I uploaded my ancestry DNA file to several competing sites including GEDmatch last year. Without revealing this specific information on which site my DNA resided, a professional genealogist (I engaged for non DNA work), was able to locate my DNA results on GEDmatch. He found we were 4th cousins. I was surprised, that he found me on GEDmatch. How he did it and if it is common practice, i don’t know. Possibly my name and/or city are given on a match. But since we working together on a genealogy project, I let it go and welcomed the information.


Yes, DNA was used to help find a bad person and send him to jail. That’s a good thing. But, DNA testing can also be used to clear an innocent person and get him (her) out of jail. Here’s a link: https://www.innocenceproject.org. This should be a comforting thought.

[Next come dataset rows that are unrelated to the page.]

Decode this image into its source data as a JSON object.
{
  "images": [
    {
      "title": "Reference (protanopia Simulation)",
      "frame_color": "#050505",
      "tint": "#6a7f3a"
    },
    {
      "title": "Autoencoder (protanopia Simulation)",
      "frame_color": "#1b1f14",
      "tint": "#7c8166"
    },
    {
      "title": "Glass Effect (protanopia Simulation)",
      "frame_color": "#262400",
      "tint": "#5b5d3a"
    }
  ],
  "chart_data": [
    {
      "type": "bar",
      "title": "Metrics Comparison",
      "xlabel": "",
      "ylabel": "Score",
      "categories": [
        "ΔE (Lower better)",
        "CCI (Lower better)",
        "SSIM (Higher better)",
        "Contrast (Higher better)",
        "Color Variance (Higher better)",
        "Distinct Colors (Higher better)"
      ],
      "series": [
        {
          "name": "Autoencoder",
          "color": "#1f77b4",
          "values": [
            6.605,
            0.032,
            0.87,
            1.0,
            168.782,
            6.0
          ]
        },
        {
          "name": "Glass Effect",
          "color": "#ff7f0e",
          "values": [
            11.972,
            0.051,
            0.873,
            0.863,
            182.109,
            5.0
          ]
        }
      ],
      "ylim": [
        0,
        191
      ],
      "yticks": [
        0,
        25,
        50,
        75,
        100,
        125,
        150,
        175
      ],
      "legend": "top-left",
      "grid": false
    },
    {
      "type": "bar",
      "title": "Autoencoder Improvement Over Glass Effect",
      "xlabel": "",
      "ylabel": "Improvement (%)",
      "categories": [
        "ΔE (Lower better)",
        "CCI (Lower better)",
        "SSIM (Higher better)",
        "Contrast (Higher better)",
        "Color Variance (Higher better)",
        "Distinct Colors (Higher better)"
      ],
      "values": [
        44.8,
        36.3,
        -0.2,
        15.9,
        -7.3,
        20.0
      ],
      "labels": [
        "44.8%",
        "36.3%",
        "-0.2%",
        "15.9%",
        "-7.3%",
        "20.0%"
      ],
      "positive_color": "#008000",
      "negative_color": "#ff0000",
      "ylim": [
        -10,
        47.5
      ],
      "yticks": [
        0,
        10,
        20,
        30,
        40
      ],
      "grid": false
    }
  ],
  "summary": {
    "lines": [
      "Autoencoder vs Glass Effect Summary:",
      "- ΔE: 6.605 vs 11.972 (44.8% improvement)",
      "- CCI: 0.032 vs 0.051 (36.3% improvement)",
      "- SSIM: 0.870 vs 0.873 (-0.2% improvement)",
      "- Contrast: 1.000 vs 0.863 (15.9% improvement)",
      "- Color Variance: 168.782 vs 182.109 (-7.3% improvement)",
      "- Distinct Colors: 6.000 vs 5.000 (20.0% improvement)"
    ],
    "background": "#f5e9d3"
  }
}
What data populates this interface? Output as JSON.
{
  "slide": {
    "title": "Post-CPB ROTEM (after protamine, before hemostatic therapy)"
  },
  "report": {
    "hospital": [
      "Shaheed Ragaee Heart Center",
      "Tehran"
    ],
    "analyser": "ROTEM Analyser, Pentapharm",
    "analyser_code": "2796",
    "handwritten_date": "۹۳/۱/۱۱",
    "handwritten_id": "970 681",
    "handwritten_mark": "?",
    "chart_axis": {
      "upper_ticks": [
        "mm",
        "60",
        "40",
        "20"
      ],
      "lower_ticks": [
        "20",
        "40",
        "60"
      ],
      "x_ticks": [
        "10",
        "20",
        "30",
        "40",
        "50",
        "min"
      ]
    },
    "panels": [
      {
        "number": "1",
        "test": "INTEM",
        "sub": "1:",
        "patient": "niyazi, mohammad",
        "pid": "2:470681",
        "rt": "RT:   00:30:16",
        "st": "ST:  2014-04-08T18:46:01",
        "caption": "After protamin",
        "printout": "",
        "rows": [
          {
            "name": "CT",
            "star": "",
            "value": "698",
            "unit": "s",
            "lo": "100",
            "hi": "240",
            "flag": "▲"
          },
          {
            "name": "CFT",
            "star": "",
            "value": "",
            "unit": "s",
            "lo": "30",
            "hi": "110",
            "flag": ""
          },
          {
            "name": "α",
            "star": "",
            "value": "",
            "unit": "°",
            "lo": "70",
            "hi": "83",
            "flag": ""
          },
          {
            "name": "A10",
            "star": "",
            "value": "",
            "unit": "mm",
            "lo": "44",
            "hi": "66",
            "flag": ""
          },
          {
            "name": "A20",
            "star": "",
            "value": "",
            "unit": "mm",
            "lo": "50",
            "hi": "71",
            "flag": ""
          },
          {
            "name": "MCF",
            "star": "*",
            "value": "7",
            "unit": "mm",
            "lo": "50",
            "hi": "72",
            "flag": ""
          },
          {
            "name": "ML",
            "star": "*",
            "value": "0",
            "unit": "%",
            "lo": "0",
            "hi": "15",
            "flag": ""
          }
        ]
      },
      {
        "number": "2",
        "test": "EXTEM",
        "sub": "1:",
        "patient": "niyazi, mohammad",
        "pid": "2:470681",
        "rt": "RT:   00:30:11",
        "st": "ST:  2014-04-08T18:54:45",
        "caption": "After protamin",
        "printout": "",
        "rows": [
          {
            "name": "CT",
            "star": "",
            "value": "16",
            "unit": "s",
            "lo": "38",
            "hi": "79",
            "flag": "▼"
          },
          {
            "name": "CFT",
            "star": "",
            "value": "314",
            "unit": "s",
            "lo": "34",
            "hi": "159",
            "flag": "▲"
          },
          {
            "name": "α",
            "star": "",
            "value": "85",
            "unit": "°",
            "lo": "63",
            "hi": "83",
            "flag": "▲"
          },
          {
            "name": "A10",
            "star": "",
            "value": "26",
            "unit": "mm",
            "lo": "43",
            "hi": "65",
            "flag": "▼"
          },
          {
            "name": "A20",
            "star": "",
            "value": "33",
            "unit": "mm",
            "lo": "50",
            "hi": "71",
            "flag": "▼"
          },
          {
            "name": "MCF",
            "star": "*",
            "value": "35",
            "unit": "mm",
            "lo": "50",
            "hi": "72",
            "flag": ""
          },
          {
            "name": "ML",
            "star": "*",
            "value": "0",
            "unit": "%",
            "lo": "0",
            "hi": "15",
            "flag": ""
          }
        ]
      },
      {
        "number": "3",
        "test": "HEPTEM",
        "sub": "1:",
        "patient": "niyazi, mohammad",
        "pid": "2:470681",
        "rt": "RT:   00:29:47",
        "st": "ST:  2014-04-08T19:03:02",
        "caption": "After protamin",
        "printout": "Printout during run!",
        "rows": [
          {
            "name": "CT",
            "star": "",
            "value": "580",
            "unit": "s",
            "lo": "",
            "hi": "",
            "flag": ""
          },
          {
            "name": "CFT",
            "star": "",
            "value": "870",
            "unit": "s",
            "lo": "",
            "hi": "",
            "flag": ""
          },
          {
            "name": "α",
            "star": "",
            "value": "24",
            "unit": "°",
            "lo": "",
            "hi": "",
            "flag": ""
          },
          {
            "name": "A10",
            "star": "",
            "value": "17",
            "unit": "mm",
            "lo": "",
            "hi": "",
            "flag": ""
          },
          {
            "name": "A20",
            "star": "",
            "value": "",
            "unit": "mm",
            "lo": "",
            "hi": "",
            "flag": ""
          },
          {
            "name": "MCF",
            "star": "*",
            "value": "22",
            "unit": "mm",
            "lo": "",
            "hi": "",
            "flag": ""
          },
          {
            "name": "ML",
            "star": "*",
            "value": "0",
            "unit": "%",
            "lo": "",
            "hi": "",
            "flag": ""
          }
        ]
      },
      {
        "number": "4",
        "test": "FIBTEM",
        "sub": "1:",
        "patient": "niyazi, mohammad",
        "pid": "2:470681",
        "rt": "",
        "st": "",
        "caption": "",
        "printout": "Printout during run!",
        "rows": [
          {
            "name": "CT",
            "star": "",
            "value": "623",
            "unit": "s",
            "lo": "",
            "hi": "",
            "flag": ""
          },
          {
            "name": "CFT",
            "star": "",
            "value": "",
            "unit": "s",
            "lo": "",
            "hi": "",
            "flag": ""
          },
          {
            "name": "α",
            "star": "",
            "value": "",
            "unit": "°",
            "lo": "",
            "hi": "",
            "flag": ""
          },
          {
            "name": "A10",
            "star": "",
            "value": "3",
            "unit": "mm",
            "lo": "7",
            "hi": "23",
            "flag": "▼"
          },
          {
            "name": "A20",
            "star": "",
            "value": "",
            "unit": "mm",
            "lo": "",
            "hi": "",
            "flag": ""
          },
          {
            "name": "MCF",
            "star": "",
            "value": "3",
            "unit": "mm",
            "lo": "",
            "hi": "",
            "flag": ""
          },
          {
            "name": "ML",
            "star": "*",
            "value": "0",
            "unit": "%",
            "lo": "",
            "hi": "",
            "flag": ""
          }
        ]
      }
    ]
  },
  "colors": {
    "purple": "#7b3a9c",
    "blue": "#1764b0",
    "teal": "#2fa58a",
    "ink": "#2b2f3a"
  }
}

All of us are leaving our DNA around as we walk through the world. If you are that paranoid about it, don’t drop cigarette butts, used tissues, and don’t discard hairs that fall from your head, or anything else that leaves your body, etc. etc.. Items like these all have your DNA and can be sequenced. Some ethnic groups have ancient taboos against leaving body parts around, yet they don’t seem worried about using bathrooms.


Maybe a follow-up article pointing out that it was GEDMatch is in order? So many people in the genealogy world are still freaking out thinking it was AncestryDNA or 23andMe.

You submit your DNA to a voluntary, public database, you gotta acknowledge this might happen. Shouldn’t surprise anyone.